Alfonso Cuarón’s Gravity, which is shaping up to be one of the fall’s biggest hits – as well as a major Oscar contender – will receive a major financial boost when it opens in China in November. The Beijing News, a Chinese government-associated newspaper, reported that the official Film Bureau had approved Gravity for release, a much-desired privilege since the world’s second-largest movie market maintains a quota on the number of foreign films. In order to promote their own homegrown movie industry, the Chinese government limits the number of foreign-made films to 34 per year. This late in the year, it was feared that all those slots were taken, but Gravity, a 3-D IMAX movie that features the nascent Chinese space program, reportedly made the cut.
China’s growing clout has been felt throughout Hollywood, as studios have gone to great lengths to make films that appeal to an Asian audience.
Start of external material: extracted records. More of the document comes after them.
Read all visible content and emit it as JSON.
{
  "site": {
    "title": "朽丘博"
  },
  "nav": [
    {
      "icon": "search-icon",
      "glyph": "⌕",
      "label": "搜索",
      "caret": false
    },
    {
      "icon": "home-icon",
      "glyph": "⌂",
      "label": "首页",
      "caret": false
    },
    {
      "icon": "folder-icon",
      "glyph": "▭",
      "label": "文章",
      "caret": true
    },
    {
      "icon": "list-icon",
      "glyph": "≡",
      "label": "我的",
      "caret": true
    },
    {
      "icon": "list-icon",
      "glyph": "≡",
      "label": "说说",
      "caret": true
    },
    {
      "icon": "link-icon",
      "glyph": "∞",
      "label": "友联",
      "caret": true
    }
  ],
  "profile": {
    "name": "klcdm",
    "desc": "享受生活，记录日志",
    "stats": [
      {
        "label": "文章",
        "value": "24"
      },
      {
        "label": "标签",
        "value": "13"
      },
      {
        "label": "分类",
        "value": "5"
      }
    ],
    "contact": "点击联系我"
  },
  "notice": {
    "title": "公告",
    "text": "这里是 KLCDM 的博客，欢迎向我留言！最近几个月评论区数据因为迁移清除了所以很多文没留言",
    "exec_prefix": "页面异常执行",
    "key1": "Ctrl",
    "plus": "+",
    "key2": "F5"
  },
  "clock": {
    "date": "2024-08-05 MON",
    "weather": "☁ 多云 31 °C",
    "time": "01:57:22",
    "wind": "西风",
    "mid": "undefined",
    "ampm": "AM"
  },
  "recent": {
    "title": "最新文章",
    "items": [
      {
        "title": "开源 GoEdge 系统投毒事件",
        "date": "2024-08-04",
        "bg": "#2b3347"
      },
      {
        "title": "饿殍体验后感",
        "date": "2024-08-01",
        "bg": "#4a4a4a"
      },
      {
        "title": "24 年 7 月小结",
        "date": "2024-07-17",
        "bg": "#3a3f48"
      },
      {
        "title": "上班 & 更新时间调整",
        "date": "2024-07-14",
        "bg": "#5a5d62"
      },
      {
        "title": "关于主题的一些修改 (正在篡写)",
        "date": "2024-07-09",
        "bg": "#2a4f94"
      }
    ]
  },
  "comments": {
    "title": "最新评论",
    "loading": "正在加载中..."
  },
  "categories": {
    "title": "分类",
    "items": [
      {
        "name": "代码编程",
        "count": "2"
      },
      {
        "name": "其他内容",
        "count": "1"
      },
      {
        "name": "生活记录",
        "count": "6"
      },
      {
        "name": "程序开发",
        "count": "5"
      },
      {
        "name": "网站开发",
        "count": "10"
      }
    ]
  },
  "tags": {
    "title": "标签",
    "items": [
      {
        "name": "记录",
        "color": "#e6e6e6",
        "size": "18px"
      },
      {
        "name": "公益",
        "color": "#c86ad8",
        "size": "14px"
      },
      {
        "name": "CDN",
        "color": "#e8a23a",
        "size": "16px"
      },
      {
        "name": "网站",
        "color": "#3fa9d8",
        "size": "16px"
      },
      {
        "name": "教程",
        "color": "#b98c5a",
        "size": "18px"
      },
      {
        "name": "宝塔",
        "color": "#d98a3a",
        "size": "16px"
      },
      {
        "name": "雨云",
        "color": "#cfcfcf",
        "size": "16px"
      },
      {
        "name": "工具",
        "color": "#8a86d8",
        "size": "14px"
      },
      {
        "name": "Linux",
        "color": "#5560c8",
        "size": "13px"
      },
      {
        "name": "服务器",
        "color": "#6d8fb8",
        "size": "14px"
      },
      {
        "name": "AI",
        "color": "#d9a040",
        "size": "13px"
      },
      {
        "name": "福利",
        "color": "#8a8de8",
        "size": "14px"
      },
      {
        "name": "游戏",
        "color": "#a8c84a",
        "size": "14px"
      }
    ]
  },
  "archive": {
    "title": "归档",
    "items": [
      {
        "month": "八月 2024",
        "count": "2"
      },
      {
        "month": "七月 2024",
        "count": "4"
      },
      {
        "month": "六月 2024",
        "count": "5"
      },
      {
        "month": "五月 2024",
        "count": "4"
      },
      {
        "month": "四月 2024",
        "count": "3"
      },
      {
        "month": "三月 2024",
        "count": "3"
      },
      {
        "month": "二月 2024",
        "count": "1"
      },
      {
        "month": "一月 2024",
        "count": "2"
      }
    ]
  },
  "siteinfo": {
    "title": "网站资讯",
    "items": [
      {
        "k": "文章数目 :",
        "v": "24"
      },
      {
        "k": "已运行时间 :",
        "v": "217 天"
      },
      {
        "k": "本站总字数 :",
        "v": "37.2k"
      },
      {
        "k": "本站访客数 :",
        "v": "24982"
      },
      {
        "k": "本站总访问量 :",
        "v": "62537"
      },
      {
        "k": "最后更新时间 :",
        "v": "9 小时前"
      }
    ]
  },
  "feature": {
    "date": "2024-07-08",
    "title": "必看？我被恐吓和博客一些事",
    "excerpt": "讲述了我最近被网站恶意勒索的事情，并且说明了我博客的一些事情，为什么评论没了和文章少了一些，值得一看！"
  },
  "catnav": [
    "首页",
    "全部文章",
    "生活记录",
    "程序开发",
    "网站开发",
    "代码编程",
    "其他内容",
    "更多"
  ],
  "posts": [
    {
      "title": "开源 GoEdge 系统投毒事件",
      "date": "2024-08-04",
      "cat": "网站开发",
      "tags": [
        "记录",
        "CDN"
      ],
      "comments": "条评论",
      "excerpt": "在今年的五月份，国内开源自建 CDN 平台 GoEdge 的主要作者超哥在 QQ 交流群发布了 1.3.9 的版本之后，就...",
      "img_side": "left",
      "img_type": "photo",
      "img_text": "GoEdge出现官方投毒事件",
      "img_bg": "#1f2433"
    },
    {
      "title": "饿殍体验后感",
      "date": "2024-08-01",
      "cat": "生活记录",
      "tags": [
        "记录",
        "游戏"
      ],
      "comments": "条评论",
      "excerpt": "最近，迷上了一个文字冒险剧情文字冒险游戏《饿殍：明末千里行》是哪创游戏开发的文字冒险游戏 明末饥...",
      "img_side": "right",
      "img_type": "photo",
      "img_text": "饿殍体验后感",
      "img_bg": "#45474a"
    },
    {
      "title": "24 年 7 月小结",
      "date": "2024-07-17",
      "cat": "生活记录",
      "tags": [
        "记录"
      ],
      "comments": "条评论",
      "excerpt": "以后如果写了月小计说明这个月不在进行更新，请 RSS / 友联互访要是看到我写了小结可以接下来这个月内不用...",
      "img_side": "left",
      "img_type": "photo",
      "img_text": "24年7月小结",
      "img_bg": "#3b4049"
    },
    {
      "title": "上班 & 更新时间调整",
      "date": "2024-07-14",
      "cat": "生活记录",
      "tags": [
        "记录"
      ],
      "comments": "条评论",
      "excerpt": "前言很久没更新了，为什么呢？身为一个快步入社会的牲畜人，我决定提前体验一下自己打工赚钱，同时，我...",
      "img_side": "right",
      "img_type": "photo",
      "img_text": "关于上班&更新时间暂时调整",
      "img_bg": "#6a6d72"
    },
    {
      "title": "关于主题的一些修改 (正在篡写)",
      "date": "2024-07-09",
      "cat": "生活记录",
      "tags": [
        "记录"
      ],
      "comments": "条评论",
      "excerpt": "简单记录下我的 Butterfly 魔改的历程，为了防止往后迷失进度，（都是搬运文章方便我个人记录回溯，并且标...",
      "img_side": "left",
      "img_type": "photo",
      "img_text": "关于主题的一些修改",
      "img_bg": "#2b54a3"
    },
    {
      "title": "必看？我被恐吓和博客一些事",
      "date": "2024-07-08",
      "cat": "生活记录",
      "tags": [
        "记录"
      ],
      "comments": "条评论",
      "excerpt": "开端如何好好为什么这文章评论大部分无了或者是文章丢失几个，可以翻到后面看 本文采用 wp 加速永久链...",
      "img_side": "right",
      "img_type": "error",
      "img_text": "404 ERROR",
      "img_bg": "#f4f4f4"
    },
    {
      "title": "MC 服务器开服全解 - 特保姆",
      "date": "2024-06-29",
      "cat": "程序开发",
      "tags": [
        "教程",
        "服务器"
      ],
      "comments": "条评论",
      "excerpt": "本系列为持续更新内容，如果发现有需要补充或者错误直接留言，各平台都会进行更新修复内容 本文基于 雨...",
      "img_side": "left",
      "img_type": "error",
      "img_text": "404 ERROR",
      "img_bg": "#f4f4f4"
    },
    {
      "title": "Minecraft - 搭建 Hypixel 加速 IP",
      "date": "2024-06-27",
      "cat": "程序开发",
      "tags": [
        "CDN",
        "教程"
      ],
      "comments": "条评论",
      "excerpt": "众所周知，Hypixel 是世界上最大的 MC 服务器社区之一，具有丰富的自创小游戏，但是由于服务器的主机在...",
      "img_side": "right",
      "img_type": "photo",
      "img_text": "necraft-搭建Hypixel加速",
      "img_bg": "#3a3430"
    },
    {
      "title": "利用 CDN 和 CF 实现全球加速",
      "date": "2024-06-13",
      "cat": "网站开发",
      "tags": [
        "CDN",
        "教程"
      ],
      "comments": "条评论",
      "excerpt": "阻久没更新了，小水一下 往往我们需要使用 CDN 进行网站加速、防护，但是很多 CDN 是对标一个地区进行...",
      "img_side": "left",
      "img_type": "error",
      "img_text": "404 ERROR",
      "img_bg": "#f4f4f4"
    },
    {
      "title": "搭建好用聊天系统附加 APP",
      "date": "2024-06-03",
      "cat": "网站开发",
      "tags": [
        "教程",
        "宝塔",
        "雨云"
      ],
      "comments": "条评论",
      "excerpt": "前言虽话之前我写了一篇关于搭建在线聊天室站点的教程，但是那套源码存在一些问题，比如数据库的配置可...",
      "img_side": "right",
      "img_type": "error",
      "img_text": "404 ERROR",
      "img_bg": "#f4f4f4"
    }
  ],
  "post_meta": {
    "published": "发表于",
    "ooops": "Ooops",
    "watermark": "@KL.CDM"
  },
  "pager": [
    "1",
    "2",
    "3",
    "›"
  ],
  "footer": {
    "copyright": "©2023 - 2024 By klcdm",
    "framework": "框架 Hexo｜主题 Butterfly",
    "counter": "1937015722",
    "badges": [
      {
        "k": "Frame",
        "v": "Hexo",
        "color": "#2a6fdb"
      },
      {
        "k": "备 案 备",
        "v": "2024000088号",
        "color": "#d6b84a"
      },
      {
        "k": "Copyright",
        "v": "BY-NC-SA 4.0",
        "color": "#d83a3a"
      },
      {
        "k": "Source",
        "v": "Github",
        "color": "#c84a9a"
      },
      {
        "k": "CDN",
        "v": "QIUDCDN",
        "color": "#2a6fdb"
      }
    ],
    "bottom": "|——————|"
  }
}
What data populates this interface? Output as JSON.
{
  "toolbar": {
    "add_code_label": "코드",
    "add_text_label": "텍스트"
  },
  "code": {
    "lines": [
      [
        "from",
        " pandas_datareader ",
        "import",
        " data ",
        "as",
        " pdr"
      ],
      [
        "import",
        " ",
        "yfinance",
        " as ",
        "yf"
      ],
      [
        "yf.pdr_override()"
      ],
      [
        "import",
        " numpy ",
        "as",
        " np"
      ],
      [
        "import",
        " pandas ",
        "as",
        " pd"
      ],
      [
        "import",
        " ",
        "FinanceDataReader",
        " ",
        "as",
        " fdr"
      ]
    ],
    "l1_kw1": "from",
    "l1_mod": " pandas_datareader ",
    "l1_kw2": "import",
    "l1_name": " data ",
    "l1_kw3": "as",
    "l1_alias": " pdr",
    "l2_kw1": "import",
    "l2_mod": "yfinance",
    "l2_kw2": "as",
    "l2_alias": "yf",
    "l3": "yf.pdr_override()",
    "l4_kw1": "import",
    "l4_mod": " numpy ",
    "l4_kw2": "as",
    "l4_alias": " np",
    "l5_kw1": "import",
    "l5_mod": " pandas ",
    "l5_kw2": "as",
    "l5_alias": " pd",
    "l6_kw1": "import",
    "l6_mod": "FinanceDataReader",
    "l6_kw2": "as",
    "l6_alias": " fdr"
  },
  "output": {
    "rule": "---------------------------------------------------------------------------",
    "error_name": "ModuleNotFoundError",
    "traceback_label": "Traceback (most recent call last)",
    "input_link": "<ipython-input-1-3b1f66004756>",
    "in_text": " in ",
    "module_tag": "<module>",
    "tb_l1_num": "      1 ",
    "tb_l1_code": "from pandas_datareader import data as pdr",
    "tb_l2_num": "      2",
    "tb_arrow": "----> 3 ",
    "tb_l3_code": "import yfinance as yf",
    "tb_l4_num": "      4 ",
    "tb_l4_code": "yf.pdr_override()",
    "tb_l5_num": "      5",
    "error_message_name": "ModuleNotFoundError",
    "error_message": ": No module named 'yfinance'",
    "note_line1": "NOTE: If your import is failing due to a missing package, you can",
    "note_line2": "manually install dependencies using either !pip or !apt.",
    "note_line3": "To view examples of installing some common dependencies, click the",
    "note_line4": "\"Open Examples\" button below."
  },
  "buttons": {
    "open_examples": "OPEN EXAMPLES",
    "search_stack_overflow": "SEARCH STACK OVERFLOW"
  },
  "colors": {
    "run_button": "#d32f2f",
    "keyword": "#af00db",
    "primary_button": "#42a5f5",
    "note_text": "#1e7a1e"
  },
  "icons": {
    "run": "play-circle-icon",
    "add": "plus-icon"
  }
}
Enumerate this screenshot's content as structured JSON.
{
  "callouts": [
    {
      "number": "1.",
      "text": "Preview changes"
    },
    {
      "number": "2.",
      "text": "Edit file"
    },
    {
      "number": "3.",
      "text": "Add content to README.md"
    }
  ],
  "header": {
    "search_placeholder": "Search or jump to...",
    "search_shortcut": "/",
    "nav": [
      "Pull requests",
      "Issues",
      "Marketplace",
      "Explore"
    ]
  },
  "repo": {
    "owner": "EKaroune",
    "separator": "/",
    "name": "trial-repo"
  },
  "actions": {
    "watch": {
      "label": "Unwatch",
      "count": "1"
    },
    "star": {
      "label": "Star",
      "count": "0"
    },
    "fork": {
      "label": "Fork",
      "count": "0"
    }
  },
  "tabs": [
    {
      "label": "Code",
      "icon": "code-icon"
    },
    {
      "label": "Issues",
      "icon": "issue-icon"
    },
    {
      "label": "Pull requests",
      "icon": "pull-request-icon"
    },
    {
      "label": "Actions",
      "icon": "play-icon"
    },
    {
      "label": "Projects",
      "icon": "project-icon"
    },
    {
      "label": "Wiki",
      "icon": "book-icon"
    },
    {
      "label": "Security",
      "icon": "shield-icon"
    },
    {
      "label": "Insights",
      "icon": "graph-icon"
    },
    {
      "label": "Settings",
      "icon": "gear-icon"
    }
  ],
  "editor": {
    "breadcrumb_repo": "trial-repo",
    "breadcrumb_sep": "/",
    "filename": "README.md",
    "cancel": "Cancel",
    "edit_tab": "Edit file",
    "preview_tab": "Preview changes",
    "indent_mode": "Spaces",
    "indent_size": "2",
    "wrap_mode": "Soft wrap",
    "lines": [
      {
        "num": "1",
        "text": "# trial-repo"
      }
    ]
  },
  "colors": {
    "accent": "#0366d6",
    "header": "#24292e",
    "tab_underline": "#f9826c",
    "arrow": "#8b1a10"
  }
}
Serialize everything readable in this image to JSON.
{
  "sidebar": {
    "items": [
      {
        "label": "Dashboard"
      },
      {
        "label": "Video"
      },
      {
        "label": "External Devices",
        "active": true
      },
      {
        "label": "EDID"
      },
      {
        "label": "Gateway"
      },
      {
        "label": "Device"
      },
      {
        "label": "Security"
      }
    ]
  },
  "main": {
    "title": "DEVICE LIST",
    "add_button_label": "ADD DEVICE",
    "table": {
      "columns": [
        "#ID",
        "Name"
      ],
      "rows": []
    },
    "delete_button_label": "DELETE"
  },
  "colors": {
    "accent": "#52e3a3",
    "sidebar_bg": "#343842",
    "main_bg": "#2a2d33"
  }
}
Several tentpoles – like Michael Bay’s next Transformers movie – have arranged to be Chinese co-productions in order to guarantee a wide release in China. To appreciate what such placement is worth, Iron Man 3 grossed more than $121 million in China, and Pacific Rim earned more in China ($112 million) than it did in the United States ($102 million).
In Gravity, Sandra Bullock’s lost-in-space astronaut retreats to the Chinese space station after her space shuttle and the International Space Station are shredded by space debris.